Topic

Novel "Wrap-it" stove on KS: discuss?

Viewing 3 posts - 26 through 28 (of 28 total)
David Thomas BPL Member
PostedSep 26, 2019 at 5:08 am

One of those small-world things:

The reference in Peter’s earlier post was by Dale Andreatta, who was there when I met my wife on a gourmet backpacking trip in 1992 – he helped carry my hot tub 6 miles in to Wildcat Camp at Point Reyes.  Dale was developing solar pasteurization and later cleaner-burning stoves for the third world.  “The guy who (later) killed Pluto” and the first human to entangle more than two photons were also there, but Dale’s activities have presumably saved more lives.

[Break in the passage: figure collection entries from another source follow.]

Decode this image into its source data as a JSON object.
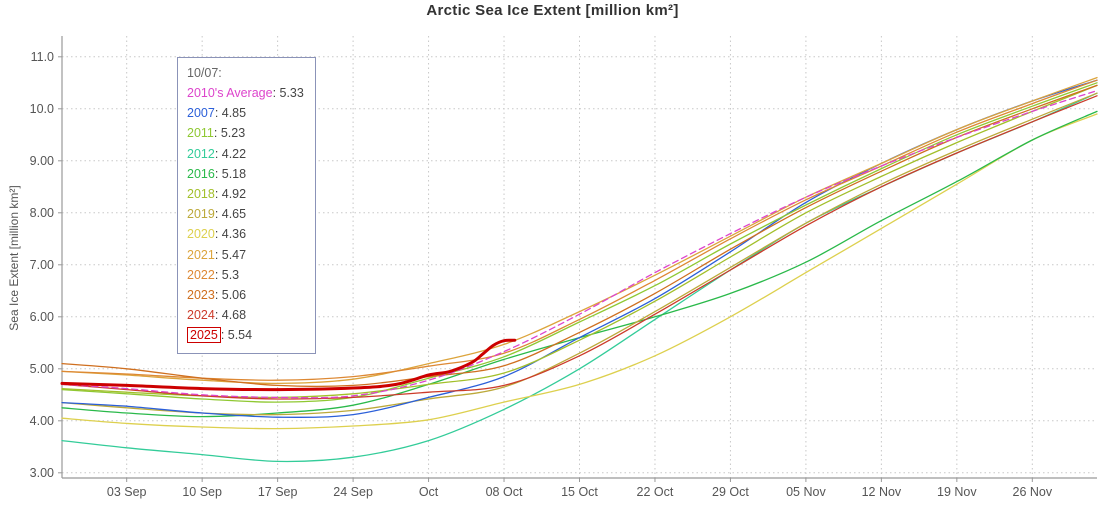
{
  "chart_data": {
    "type": "line",
    "title": "Arctic Sea Ice Extent [million km²]",
    "ylabel": "Sea Ice Extent [million km²]",
    "xlim": [
      -4,
      92
    ],
    "ylim": [
      2.9,
      11.4
    ],
    "grid": "dotted",
    "xticks": [
      {
        "v": 2,
        "label": "03 Sep"
      },
      {
        "v": 9,
        "label": "10 Sep"
      },
      {
        "v": 16,
        "label": "17 Sep"
      },
      {
        "v": 23,
        "label": "24 Sep"
      },
      {
        "v": 30,
        "label": "Oct"
      },
      {
        "v": 37,
        "label": "08 Oct"
      },
      {
        "v": 44,
        "label": "15 Oct"
      },
      {
        "v": 51,
        "label": "22 Oct"
      },
      {
        "v": 58,
        "label": "29 Oct"
      },
      {
        "v": 65,
        "label": "05 Nov"
      },
      {
        "v": 72,
        "label": "12 Nov"
      },
      {
        "v": 79,
        "label": "19 Nov"
      },
      {
        "v": 86,
        "label": "26 Nov"
      }
    ],
    "yticks": [
      {
        "v": 3,
        "label": "3.00"
      },
      {
        "v": 4,
        "label": "4.00"
      },
      {
        "v": 5,
        "label": "5.00"
      },
      {
        "v": 6,
        "label": "6.00"
      },
      {
        "v": 7,
        "label": "7.00"
      },
      {
        "v": 8,
        "label": "8.00"
      },
      {
        "v": 9,
        "label": "9.00"
      },
      {
        "v": 10,
        "label": "10.0"
      },
      {
        "v": 11,
        "label": "11.0"
      }
    ],
    "x_default": [
      -4,
      2,
      9,
      16,
      23,
      30,
      37,
      44,
      51,
      58,
      65,
      72,
      79,
      86,
      92
    ],
    "series": [
      {
        "name": "2012",
        "color": "#33cc99",
        "y": [
          3.62,
          3.48,
          3.35,
          3.22,
          3.3,
          3.62,
          4.22,
          5.0,
          5.95,
          6.9,
          7.8,
          8.5,
          9.15,
          9.75,
          10.3
        ]
      },
      {
        "name": "2020",
        "color": "#ddd04e",
        "y": [
          4.05,
          3.95,
          3.88,
          3.85,
          3.9,
          4.02,
          4.36,
          4.7,
          5.25,
          6.0,
          6.85,
          7.7,
          8.55,
          9.4,
          9.9
        ]
      },
      {
        "name": "2016",
        "color": "#2ab94a",
        "y": [
          4.25,
          4.15,
          4.08,
          4.15,
          4.3,
          4.7,
          5.18,
          5.6,
          6.0,
          6.45,
          7.05,
          7.85,
          8.6,
          9.4,
          9.95
        ]
      },
      {
        "name": "2019",
        "color": "#bca93a",
        "y": [
          4.35,
          4.25,
          4.15,
          4.12,
          4.2,
          4.42,
          4.65,
          5.3,
          6.1,
          6.95,
          7.8,
          8.55,
          9.2,
          9.8,
          10.3
        ]
      },
      {
        "name": "2007",
        "color": "#2b5fd9",
        "y": [
          4.35,
          4.28,
          4.15,
          4.07,
          4.12,
          4.45,
          4.85,
          5.6,
          6.35,
          7.25,
          8.2,
          8.95,
          9.6,
          10.15,
          10.55
        ]
      },
      {
        "name": "2011",
        "color": "#8fc832",
        "y": [
          4.6,
          4.52,
          4.42,
          4.36,
          4.45,
          4.82,
          5.23,
          5.9,
          6.6,
          7.4,
          8.15,
          8.85,
          9.5,
          10.05,
          10.5
        ]
      },
      {
        "name": "2018",
        "color": "#a2bf2a",
        "y": [
          4.62,
          4.55,
          4.48,
          4.45,
          4.52,
          4.7,
          4.92,
          5.55,
          6.3,
          7.15,
          8.0,
          8.7,
          9.35,
          9.95,
          10.45
        ]
      },
      {
        "name": "2021",
        "color": "#dca43c",
        "y": [
          4.95,
          4.88,
          4.78,
          4.72,
          4.8,
          5.1,
          5.47,
          6.1,
          6.8,
          7.55,
          8.3,
          8.95,
          9.6,
          10.15,
          10.6
        ]
      },
      {
        "name": "2022",
        "color": "#dd8833",
        "y": [
          4.95,
          4.9,
          4.82,
          4.78,
          4.85,
          5.05,
          5.3,
          5.95,
          6.7,
          7.5,
          8.25,
          8.9,
          9.55,
          10.1,
          10.55
        ]
      },
      {
        "name": "2023",
        "color": "#cf6f1f",
        "y": [
          5.1,
          5.0,
          4.82,
          4.68,
          4.68,
          4.85,
          5.06,
          5.7,
          6.45,
          7.3,
          8.1,
          8.8,
          9.45,
          10.0,
          10.45
        ]
      },
      {
        "name": "2024",
        "color": "#cc3b2a",
        "y": [
          4.7,
          4.6,
          4.48,
          4.42,
          4.45,
          4.55,
          4.68,
          5.25,
          6.05,
          6.9,
          7.75,
          8.5,
          9.15,
          9.75,
          10.25
        ]
      },
      {
        "name": "2010s-average",
        "color": "#dd44cc",
        "dashed": true,
        "y": [
          4.7,
          4.62,
          4.5,
          4.45,
          4.48,
          4.78,
          5.33,
          6.05,
          6.85,
          7.6,
          8.3,
          8.9,
          9.45,
          9.95,
          10.35
        ]
      },
      {
        "name": "2025",
        "color": "#cc0000",
        "width": 3,
        "x": [
          -4,
          2,
          9,
          16,
          23,
          27,
          30,
          32,
          34,
          35,
          36,
          37,
          38
        ],
        "y": [
          4.72,
          4.68,
          4.62,
          4.6,
          4.63,
          4.7,
          4.88,
          4.95,
          5.12,
          5.28,
          5.45,
          5.54,
          5.55
        ]
      }
    ]
  },
  "legend": {
    "header": "10/07:",
    "entries": [
      {
        "label": "2010's Average",
        "value": "5.33",
        "color": "#dd44cc",
        "boxed": false
      },
      {
        "label": "2007",
        "value": "4.85",
        "color": "#2b5fd9",
        "boxed": false
      },
      {
        "label": "2011",
        "value": "5.23",
        "color": "#8fc832",
        "boxed": false
      },
      {
        "label": "2012",
        "value": "4.22",
        "color": "#33cc99",
        "boxed": false
      },
      {
        "label": "2016",
        "value": "5.18",
        "color": "#2ab94a",
        "boxed": false
      },
      {
        "label": "2018",
        "value": "4.92",
        "color": "#a2bf2a",
        "boxed": false
      },
      {
        "label": "2019",
        "value": "4.65",
        "color": "#bca93a",
        "boxed": false
      },
      {
        "label": "2020",
        "value": "4.36",
        "color": "#ddd04e",
        "boxed": false
      },
      {
        "label": "2021",
        "value": "5.47",
        "color": "#dca43c",
        "boxed": false
      },
      {
        "label": "2022",
        "value": "5.3",
        "color": "#dd8833",
        "boxed": false
      },
      {
        "label": "2023",
        "value": "5.06",
        "color": "#cf6f1f",
        "boxed": false
      },
      {
        "label": "2024",
        "value": "4.68",
        "color": "#cc3b2a",
        "boxed": false
      },
      {
        "label": "2025",
        "value": "5.54",
        "color": "#cc0000",
        "boxed": true
      }
    ]
  },
  "colors": {
    "axis": "#999999",
    "grid": "#c8c8c8",
    "tick_text": "#555555",
    "title_text": "#333333",
    "legend_border": "#8b93b8"
  }
}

PostedSep 28, 2019 at 3:14 am

A few follow ups:

  • Promised video of how the Flux wrap survives multiple wraps https://youtu.be/56gPyMvhlUM
  • The above video also explains how we can achieve secondary burn with little overhead (there is some secondary air flow along the Flux Wrap surface – inside and outside even without the 2nd Flux Wrap)
  • You can read and see a short video on thermal cycle testing on the Kickstarter page.
  • Dale Andreattas’ work is understated and deserves more publicity. https://www.conservationmagazine.org/2011/06/to-build-a-better-fire/  David Thomas you were indeed fortunate to meet him. The fact he help carry your  “hot tube” also speaks volumes about the man. Have to ask…How do you square talking about carrying a “hot tab” on Backpacking Light?  :)
  • Also can’t help myself…The fin calculation is not appropriate for a single surface when the other side of the surface is heated.
David Thomas BPL Member
PostedSep 28, 2019 at 7:55 am

Peter:  I suspect I’ve developed one of the lightest hot tubs to be carried 12 miles over trails.  UL is all relative.  Some of you bring a big camera or a camp chair as your “luxury item”.  Mine’s just a bit more luxurious.

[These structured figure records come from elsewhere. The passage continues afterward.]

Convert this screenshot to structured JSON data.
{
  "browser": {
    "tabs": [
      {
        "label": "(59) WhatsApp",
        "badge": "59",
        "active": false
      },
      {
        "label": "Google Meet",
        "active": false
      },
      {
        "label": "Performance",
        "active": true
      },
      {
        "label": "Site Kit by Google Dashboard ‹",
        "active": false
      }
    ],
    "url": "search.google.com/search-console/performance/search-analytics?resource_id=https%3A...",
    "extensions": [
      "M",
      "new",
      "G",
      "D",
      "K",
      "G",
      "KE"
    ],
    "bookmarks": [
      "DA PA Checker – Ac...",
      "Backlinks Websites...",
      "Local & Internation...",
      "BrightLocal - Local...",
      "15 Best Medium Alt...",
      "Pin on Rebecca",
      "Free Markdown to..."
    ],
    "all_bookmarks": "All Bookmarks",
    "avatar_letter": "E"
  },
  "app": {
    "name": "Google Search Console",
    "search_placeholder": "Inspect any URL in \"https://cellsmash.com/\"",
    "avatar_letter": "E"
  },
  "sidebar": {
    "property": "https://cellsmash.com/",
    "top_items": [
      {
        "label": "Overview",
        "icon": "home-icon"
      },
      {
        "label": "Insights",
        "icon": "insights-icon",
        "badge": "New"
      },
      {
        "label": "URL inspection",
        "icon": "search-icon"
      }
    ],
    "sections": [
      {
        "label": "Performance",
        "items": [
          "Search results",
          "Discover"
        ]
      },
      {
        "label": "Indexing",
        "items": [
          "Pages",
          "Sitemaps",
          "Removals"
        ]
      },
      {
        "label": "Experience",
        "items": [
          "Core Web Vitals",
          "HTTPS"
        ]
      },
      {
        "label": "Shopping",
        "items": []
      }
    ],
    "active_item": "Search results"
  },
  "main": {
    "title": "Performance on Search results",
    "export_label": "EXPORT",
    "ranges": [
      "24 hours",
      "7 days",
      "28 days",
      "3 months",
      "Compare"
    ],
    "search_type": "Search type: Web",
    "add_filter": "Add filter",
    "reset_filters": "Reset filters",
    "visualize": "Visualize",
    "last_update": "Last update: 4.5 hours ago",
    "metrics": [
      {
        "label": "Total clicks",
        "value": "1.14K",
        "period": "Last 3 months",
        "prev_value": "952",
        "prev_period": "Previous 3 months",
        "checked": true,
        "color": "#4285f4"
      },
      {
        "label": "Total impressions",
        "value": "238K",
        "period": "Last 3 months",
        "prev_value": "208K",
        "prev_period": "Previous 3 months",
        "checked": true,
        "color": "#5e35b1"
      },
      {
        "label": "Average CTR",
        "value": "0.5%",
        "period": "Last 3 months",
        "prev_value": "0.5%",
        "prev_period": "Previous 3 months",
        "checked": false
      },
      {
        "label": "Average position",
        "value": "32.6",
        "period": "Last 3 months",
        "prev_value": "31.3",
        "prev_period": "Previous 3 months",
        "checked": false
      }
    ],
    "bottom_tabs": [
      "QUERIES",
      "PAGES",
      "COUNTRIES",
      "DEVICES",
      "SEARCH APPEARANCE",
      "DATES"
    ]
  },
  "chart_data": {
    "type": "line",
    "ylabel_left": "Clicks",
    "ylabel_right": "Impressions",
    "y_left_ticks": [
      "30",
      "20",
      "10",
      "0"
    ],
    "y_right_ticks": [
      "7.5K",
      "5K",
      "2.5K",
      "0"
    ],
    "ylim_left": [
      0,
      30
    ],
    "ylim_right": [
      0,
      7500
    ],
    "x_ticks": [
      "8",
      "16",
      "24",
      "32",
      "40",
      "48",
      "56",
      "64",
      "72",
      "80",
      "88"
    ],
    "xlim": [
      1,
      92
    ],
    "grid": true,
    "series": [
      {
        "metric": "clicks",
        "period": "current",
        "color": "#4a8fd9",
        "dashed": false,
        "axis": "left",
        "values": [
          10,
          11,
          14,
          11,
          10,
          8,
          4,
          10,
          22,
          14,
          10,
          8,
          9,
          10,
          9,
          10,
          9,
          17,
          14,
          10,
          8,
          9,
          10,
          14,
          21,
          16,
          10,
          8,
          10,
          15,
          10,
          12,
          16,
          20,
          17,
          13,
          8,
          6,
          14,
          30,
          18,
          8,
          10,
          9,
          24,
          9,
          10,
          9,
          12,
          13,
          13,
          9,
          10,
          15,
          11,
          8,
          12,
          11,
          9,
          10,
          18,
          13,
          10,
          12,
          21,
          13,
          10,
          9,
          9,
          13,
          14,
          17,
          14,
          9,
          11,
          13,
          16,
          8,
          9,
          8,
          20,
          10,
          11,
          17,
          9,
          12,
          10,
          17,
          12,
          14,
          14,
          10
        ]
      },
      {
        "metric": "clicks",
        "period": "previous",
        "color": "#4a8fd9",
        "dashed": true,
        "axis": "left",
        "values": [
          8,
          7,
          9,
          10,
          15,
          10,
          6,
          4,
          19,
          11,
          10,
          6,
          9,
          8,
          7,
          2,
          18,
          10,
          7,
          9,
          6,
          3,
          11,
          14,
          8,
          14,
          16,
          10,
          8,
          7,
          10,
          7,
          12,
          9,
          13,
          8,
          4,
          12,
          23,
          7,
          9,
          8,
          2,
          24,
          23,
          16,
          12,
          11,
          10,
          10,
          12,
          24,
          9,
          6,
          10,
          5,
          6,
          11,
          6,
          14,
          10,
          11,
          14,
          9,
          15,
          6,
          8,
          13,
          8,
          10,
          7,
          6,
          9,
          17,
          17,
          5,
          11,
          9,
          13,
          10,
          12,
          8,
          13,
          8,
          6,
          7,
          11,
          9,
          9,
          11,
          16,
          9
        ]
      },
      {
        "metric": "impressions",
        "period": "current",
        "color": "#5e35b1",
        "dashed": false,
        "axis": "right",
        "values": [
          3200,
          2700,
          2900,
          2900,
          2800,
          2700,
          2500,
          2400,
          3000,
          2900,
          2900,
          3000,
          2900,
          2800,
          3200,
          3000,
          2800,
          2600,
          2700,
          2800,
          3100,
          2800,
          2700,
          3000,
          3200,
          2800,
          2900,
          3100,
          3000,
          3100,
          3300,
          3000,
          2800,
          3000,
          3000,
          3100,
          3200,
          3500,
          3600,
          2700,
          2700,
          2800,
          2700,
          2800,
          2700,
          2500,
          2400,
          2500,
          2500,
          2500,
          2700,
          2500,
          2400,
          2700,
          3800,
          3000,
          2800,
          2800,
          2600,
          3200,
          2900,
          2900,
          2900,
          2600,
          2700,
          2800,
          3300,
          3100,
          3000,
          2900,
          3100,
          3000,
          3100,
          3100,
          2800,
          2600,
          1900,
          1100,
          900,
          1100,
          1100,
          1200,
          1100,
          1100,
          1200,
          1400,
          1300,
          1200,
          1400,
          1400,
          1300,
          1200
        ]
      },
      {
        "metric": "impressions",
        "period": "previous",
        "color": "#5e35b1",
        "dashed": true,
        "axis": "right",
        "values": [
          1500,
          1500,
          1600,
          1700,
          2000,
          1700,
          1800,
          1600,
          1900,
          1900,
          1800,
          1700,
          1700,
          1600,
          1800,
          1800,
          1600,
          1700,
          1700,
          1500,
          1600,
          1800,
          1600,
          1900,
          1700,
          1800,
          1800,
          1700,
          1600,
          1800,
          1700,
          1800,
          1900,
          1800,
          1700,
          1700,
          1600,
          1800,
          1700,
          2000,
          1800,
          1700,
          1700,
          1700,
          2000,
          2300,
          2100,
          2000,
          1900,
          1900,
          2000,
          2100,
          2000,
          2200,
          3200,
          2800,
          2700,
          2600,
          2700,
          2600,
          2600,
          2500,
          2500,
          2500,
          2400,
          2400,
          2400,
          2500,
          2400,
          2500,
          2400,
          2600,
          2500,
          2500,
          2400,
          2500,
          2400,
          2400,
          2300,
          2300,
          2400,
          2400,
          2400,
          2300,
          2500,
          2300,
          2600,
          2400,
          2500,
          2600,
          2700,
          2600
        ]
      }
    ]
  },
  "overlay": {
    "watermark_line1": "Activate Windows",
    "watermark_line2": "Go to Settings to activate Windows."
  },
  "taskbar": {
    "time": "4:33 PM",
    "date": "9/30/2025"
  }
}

A Dale story:  Several of us started caving through the Cal Hiking And Outdoor Society (CHAOS, formerly the UC Hiking Club) around 1990.  Later we connected the Diablo Grotto of the NSS and went through proper channels, but we had good enough directions to Empire Cave near UC Santa Cruz and another one, IXL Cave.  There was a tight squeeze mid-way in IXL.  I could get though (at that time) okay, but it was tight.  Smaller people zipped through.  As hard as Dale tried, he was just too big of a guy to get through.  We decided to rate caves in milliDales, with that passage being about 950 milliDales.

I think he was an ME PhD student while at Berkeley.  I was ChemE.  He was trying to develop a better tube-in-tube heat exchanger for his water pasteurization systems (once the water is hot, it’s pasteurized, so it could be used to pre-heat additional raw water).  He was imagining fins or small-diameter corrugated pipe, but I proposed that there’s something readily available, everywhere, for cheap, that would work: sand.  By filling the outer tube with coarse sand, you avoid laminar flow of the water and get much better mixing near the HX surface with water away from the surface.   Dale tried it in his lab and it doubled his heat recovery.